During an emergency we don’t just carry out our own mandate. Caritas Australia accompanies our partners and works in solidarity with them to achieve a better outcome..."

Caritas Australia works differently. Under the principles of Catholic Social Teaching we are guided to be there with a community before, during and after the headlines.

We uphold human rights above everything in an emergency. Caritas will prioritise the development of community resilience, Disaster Risk Reduction (DRR) and Disaster Risk Management (DRM) programs with a view of reaching and upholding the dignity of the poorest and most marginalised communities affected by emergencies.

During an emergency we don’t just carry out our own mandate. Caritas Australia accompanies our partners and works in solidarity with them to achieve a better outcome. Without this support of our partners and the communities we work in, we could not effectively and efficiently help people throughout a crisis.

Q: Today at Caritas on World Humanitarian Day we’re focussing on the crisis in Syria … how bad is the situation there and what is Caritas Australia doing to help?

Caritas volunteers in Madaba give Syrian refugees blankets and hygiene kits.

The crisis in Syria continues to worsen. More than 100,000 people have lost their lives and at least 8.3 million Syrians have been displaced with more than 1.6 million seeking registration in neighbouring countries such as Lebanon, Jordan and Turkey.

The international Caritas network is currently delivering humanitarian programs across Syria, Egypt, Lebanon, Jordan and Turkey. However, at this stage, Caritas Australia is focused on supporting programs for refugees and vulnerable host community members in Jordan, Lebanon and Turkey.

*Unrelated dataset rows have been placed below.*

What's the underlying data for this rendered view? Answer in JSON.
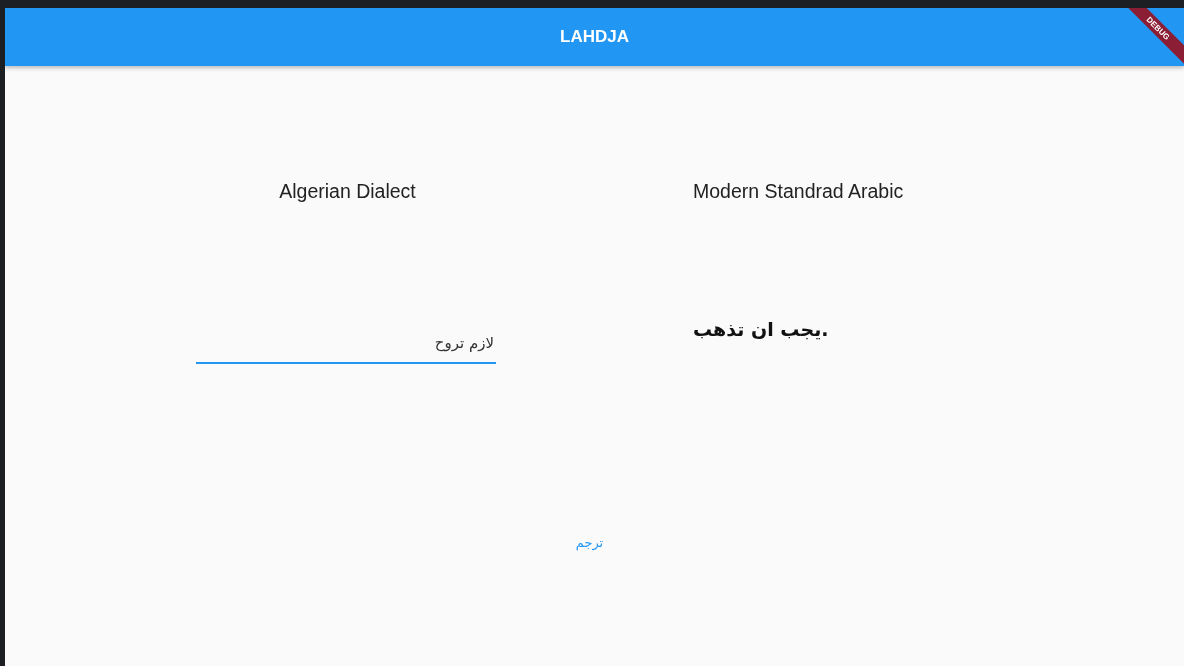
{
  "app_bar": {
    "title": "LAHDJA"
  },
  "debug_banner": {
    "label": "DEBUG"
  },
  "source_panel": {
    "heading": "Algerian Dialect",
    "value": "لازم تروح"
  },
  "target_panel": {
    "heading": "Modern Standrad Arabic",
    "value": "يجب ان تذهب."
  },
  "translate_button": {
    "label": "ترجم"
  }
}
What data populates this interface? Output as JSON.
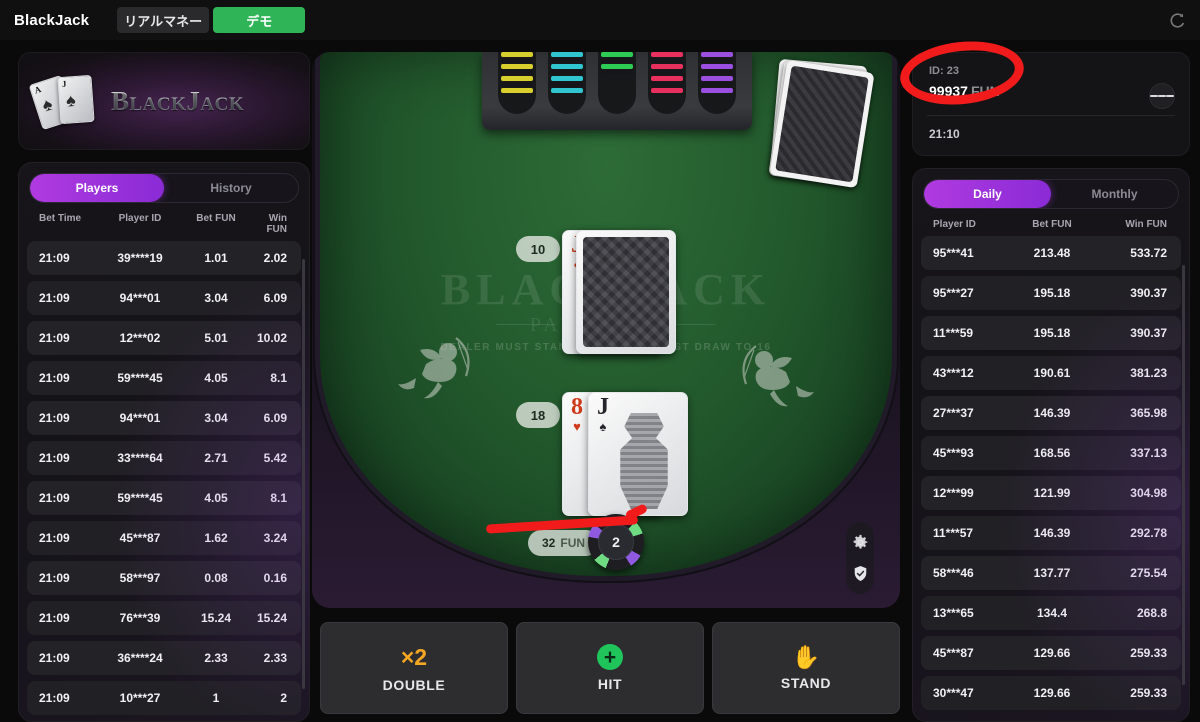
{
  "header": {
    "title": "BlackJack",
    "mode_tabs": [
      {
        "label": "リアルマネー",
        "active": false
      },
      {
        "label": "デモ",
        "active": true
      }
    ],
    "refresh_icon": "refresh-icon"
  },
  "logo": {
    "word": "BlackJack",
    "card1_rank": "A",
    "card1_suit": "♠",
    "card2_rank": "J",
    "card2_suit": "♠"
  },
  "left_panel": {
    "tabs": [
      {
        "label": "Players",
        "active": true
      },
      {
        "label": "History",
        "active": false
      }
    ],
    "columns": [
      "Bet Time",
      "Player ID",
      "Bet FUN",
      "Win FUN"
    ],
    "rows": [
      {
        "time": "21:09",
        "pid": "39****19",
        "bet": "1.01",
        "win": "2.02"
      },
      {
        "time": "21:09",
        "pid": "94***01",
        "bet": "3.04",
        "win": "6.09"
      },
      {
        "time": "21:09",
        "pid": "12***02",
        "bet": "5.01",
        "win": "10.02"
      },
      {
        "time": "21:09",
        "pid": "59****45",
        "bet": "4.05",
        "win": "8.1"
      },
      {
        "time": "21:09",
        "pid": "94***01",
        "bet": "3.04",
        "win": "6.09"
      },
      {
        "time": "21:09",
        "pid": "33****64",
        "bet": "2.71",
        "win": "5.42"
      },
      {
        "time": "21:09",
        "pid": "59****45",
        "bet": "4.05",
        "win": "8.1"
      },
      {
        "time": "21:09",
        "pid": "45***87",
        "bet": "1.62",
        "win": "3.24"
      },
      {
        "time": "21:09",
        "pid": "58***97",
        "bet": "0.08",
        "win": "0.16"
      },
      {
        "time": "21:09",
        "pid": "76***39",
        "bet": "15.24",
        "win": "15.24"
      },
      {
        "time": "21:09",
        "pid": "36****24",
        "bet": "2.33",
        "win": "2.33"
      },
      {
        "time": "21:09",
        "pid": "10***27",
        "bet": "1",
        "win": "2"
      }
    ]
  },
  "account": {
    "id_label": "ID: 23",
    "balance": "99937",
    "currency": "FUN",
    "time": "21:10",
    "menu_icon": "hamburger-icon"
  },
  "right_panel": {
    "tabs": [
      {
        "label": "Daily",
        "active": true
      },
      {
        "label": "Monthly",
        "active": false
      }
    ],
    "columns": [
      "Player ID",
      "Bet FUN",
      "Win FUN"
    ],
    "rows": [
      {
        "pid": "95***41",
        "bet": "213.48",
        "win": "533.72"
      },
      {
        "pid": "95***27",
        "bet": "195.18",
        "win": "390.37"
      },
      {
        "pid": "11***59",
        "bet": "195.18",
        "win": "390.37"
      },
      {
        "pid": "43***12",
        "bet": "190.61",
        "win": "381.23"
      },
      {
        "pid": "27***37",
        "bet": "146.39",
        "win": "365.98"
      },
      {
        "pid": "45***93",
        "bet": "168.56",
        "win": "337.13"
      },
      {
        "pid": "12***99",
        "bet": "121.99",
        "win": "304.98"
      },
      {
        "pid": "11***57",
        "bet": "146.39",
        "win": "292.78"
      },
      {
        "pid": "58***46",
        "bet": "137.77",
        "win": "275.54"
      },
      {
        "pid": "13***65",
        "bet": "134.4",
        "win": "268.8"
      },
      {
        "pid": "45***87",
        "bet": "129.66",
        "win": "259.33"
      },
      {
        "pid": "30***47",
        "bet": "129.66",
        "win": "259.33"
      }
    ]
  },
  "table": {
    "felt_word": "BLACKJACK",
    "felt_pays": "PAYS 3 TO 2",
    "felt_rule": "DEALER MUST STAND TO 17, AND MUST DRAW TO 16",
    "dealer": {
      "score": "10",
      "cards": [
        {
          "rank": "J",
          "suit": "♦",
          "color": "red",
          "face_down": false
        },
        {
          "rank": "",
          "suit": "",
          "color": "",
          "face_down": true
        }
      ]
    },
    "player": {
      "score": "18",
      "cards": [
        {
          "rank": "8",
          "suit": "♥",
          "color": "red",
          "face_down": false
        },
        {
          "rank": "J",
          "suit": "♠",
          "color": "black",
          "face_down": false
        }
      ]
    },
    "bet": {
      "amount": "32",
      "currency": "FUN",
      "chip_value": "2"
    },
    "chip_tray_colors": [
      "#d8cf2e",
      "#31c6cf",
      "#2ecc55",
      "#e8305f",
      "#9b4fe0"
    ],
    "tools": [
      "gear-icon",
      "shield-check-icon"
    ],
    "deck_icon": "card-deck-icon",
    "decor": [
      "cherub-left-icon",
      "cherub-right-icon"
    ]
  },
  "actions": [
    {
      "name": "double",
      "icon": "x2",
      "icon_text": "×2",
      "label": "DOUBLE"
    },
    {
      "name": "hit",
      "icon": "plus",
      "icon_text": "+",
      "label": "HIT"
    },
    {
      "name": "stand",
      "icon": "hand",
      "icon_text": "✋",
      "label": "STAND"
    }
  ],
  "annotations": {
    "circle_target": "balance-highlight",
    "line_target": "bet-area-underline",
    "color": "#f21b1b"
  },
  "colors": {
    "accent_purple": "#a32fdc",
    "demo_green": "#2fb457",
    "felt_green": "#235a2d",
    "double_orange": "#f5a623",
    "hit_green": "#1fc45b",
    "stand_orange": "#f0562d"
  }
}
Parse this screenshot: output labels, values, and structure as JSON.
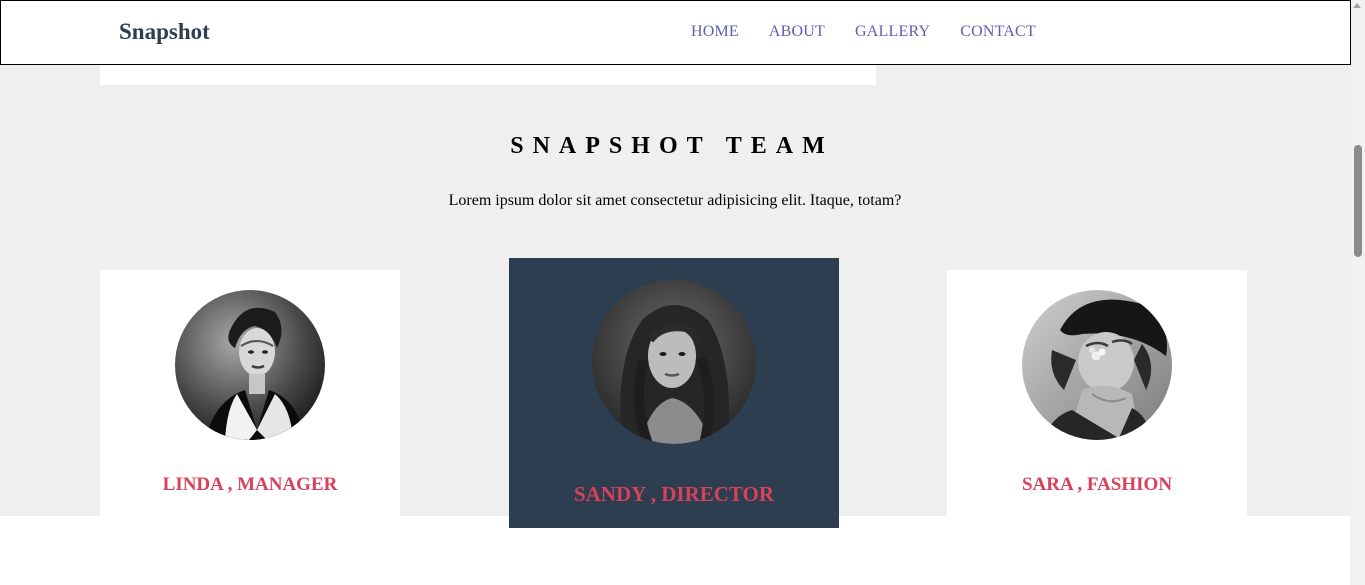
{
  "header": {
    "brand": "Snapshot",
    "nav": [
      "HOME",
      "ABOUT",
      "GALLERY",
      "CONTACT"
    ]
  },
  "team": {
    "title": "SNAPSHOT TEAM",
    "subtitle": "Lorem ipsum dolor sit amet consectetur adipisicing elit. Itaque, totam?",
    "members": [
      {
        "label": "LINDA , MANAGER"
      },
      {
        "label": "SANDY , DIRECTOR"
      },
      {
        "label": "SARA , FASHION"
      }
    ]
  },
  "colors": {
    "featured_card": "#2c3e50",
    "name_accent": "#d9405a",
    "nav_link": "#5a5fb0",
    "section_bg": "#efefef"
  }
}
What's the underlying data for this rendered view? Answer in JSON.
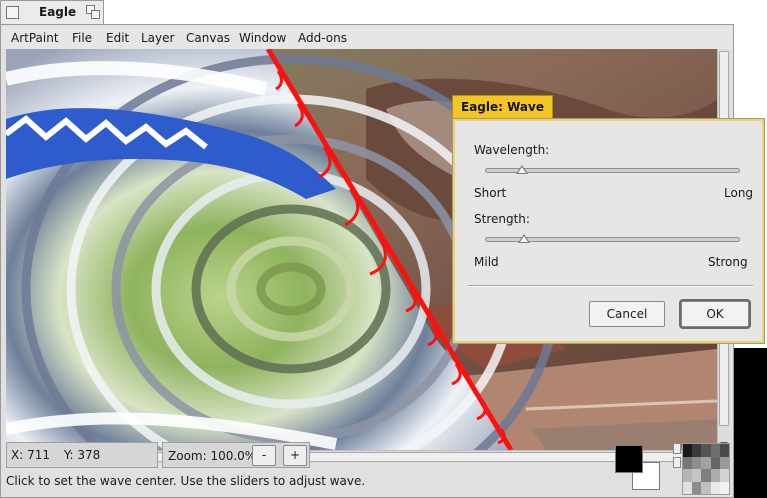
{
  "window": {
    "title": "Eagle"
  },
  "menu": [
    "ArtPaint",
    "File",
    "Edit",
    "Layer",
    "Canvas",
    "Window",
    "Add-ons"
  ],
  "status": {
    "x_label": "X: 711",
    "y_label": "Y: 378",
    "zoom_label": "Zoom: 100.0%",
    "zoom_out": "-",
    "zoom_in": "+",
    "hint": "Click to set the wave center. Use the sliders to adjust wave."
  },
  "colors": {
    "foreground": "#000000",
    "background": "#ffffff",
    "dialog_accent": "#f3c623"
  },
  "palette": [
    "#1a1a1a",
    "#3a3a3a",
    "#555555",
    "#6e6e6e",
    "#4a4a4a",
    "#777777",
    "#8e8e8e",
    "#a2a2a2",
    "#666666",
    "#999999",
    "#b4b4b4",
    "#c4c4c4",
    "#7f7f7f",
    "#adadad",
    "#d2d2d2",
    "#e0e0e0",
    "#8c8c8c",
    "#bfbfbf",
    "#e8e8e8",
    "#f2f2f2"
  ],
  "dialog": {
    "title": "Eagle: Wave",
    "wavelength": {
      "label": "Wavelength:",
      "min_label": "Short",
      "max_label": "Long",
      "value": 0.14
    },
    "strength": {
      "label": "Strength:",
      "min_label": "Mild",
      "max_label": "Strong",
      "value": 0.15
    },
    "cancel": "Cancel",
    "ok": "OK"
  }
}
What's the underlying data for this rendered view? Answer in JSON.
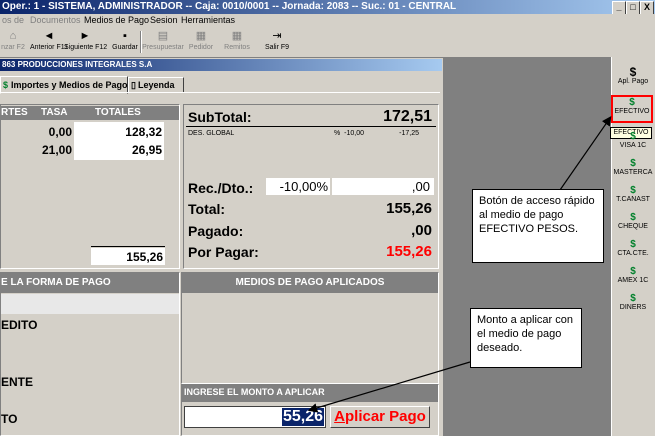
{
  "window": {
    "title": "Oper.: 1 - SISTEMA, ADMINISTRADOR  --  Caja: 0010/0001  --  Jornada: 2083  --  Suc.: 01 - CENTRAL",
    "min": "_",
    "max": "□",
    "close": "X"
  },
  "menu": [
    "os de",
    "Documentos",
    "Medios de Pago",
    "Sesion",
    "Herramientas"
  ],
  "toolbar": [
    {
      "label": "nzar F2",
      "icon": "⌂",
      "enabled": false
    },
    {
      "label": "Anterior F11",
      "icon": "◄",
      "enabled": true
    },
    {
      "label": "Siguiente F12",
      "icon": "►",
      "enabled": true
    },
    {
      "label": "Guardar",
      "icon": "▪",
      "enabled": true
    },
    {
      "label": "Presupuestar",
      "icon": "▤",
      "enabled": false
    },
    {
      "label": "Pedidor",
      "icon": "▦",
      "enabled": false
    },
    {
      "label": "Remitos",
      "icon": "▦",
      "enabled": false
    },
    {
      "label": "Salir F9",
      "icon": "⇥",
      "enabled": true
    }
  ],
  "form": {
    "title": "863 PRODUCCIONES INTEGRALES S.A",
    "tabs": [
      "Importes y Medios de Pago",
      "Leyenda"
    ],
    "importes": {
      "headers": [
        "RTES",
        "TASA",
        "TOTALES"
      ],
      "rows": [
        {
          "tasa": "0,00",
          "total": "128,32"
        },
        {
          "tasa": "21,00",
          "total": "26,95"
        }
      ],
      "sum": "155,26"
    },
    "summary": {
      "subtotal_label": "SubTotal:",
      "subtotal_value": "172,51",
      "desc_label": "DES. GLOBAL",
      "desc_pct_label": "%",
      "desc_pct": "-10,00",
      "desc_value": "-17,25",
      "rec_label": "Rec./Dto.:",
      "rec_pct": "-10,00%",
      "rec_value": ",00",
      "total_label": "Total:",
      "total_value": "155,26",
      "pagado_label": "Pagado:",
      "pagado_value": ",00",
      "porpagar_label": "Por Pagar:",
      "porpagar_value": "155,26"
    },
    "forma_pago": {
      "header": "E LA FORMA DE PAGO",
      "items": [
        "EDITO",
        "ENTE",
        "TO"
      ]
    },
    "medios": {
      "header": "MEDIOS DE PAGO APLICADOS"
    },
    "monto": {
      "header": "INGRESE EL MONTO A APLICAR",
      "value": "55,26",
      "apply_button": "Aplicar Pago",
      "apply_accel": "A"
    }
  },
  "rightbar": [
    {
      "label": "Apl. Pago",
      "icon": "$"
    },
    {
      "label": "EFECTIVO",
      "icon": "$"
    },
    {
      "label": "VISA 1C",
      "icon": "$"
    },
    {
      "label": "MASTERCA",
      "icon": "$"
    },
    {
      "label": "T.CANAST",
      "icon": "$"
    },
    {
      "label": "CHEQUE",
      "icon": "$"
    },
    {
      "label": "CTA.CTE.",
      "icon": "$"
    },
    {
      "label": "AMEX 1C",
      "icon": "$"
    },
    {
      "label": "DINERS",
      "icon": "$"
    }
  ],
  "tooltip": "EFECTIVO",
  "callouts": [
    {
      "text": "Botón de acceso rápido al medio de pago EFECTIVO PESOS."
    },
    {
      "text": "Monto a aplicar con el medio de pago deseado."
    }
  ],
  "colors": {
    "titlebar": "#0a246a",
    "porpagar": "#ff0000",
    "apply": "#ff0000",
    "highlight": "#ff0000",
    "money_icon": "#00802b"
  }
}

Given the grim outlook and long-term protracted nature of this crisis, Caritas Australia is seeking additional funds to support the ongoing humanitarian relief efforts of the CI network. Caritas was recently successful in obtaining $1.5 million of funding through the Australian Government’s Humanitarian Partnership Agreement.

We have also opened an appeal for the Syrian Crisis and call on all Australians to stand in solidarity with these families who are trying to find safety and security, and to meet their basic needs.

Q: Caritas has launched an appeal, how will the money raised through this help Syrian refugees and host communities?

We urgently need more funds so that we can provide emergency assistance to many vulnerable people who have left their belongings, homes and livelihoods to escape the devastating conflict.

So far, the United Nations has confirmed that only about 37% of the $4.4 billion in funding required for the crisis has been pledged.

Syrian refugees attend a Caritas mobile health clinic in Taalabaya

Caritas Australia is working with our Caritas partners to deliver humanitarian support to Syrian refugees including; food, rent assistance, heaters and blankets, primary medical care, counselling and schooling for children.

We are also supporting vulnerable members of the communities who have accepted the refugees (host communities) in Jordan, Lebanon and Turkey, who are facing a huge rise in the cost of living and increasing pressure under the large inflow of refugees

We honour and thank our Caritas partners, staff and volunteers on World Humanitarian Day as they work tirelessly to help so many families rebuild their lives, but at this time we also appeal to our Australian community for their generous support.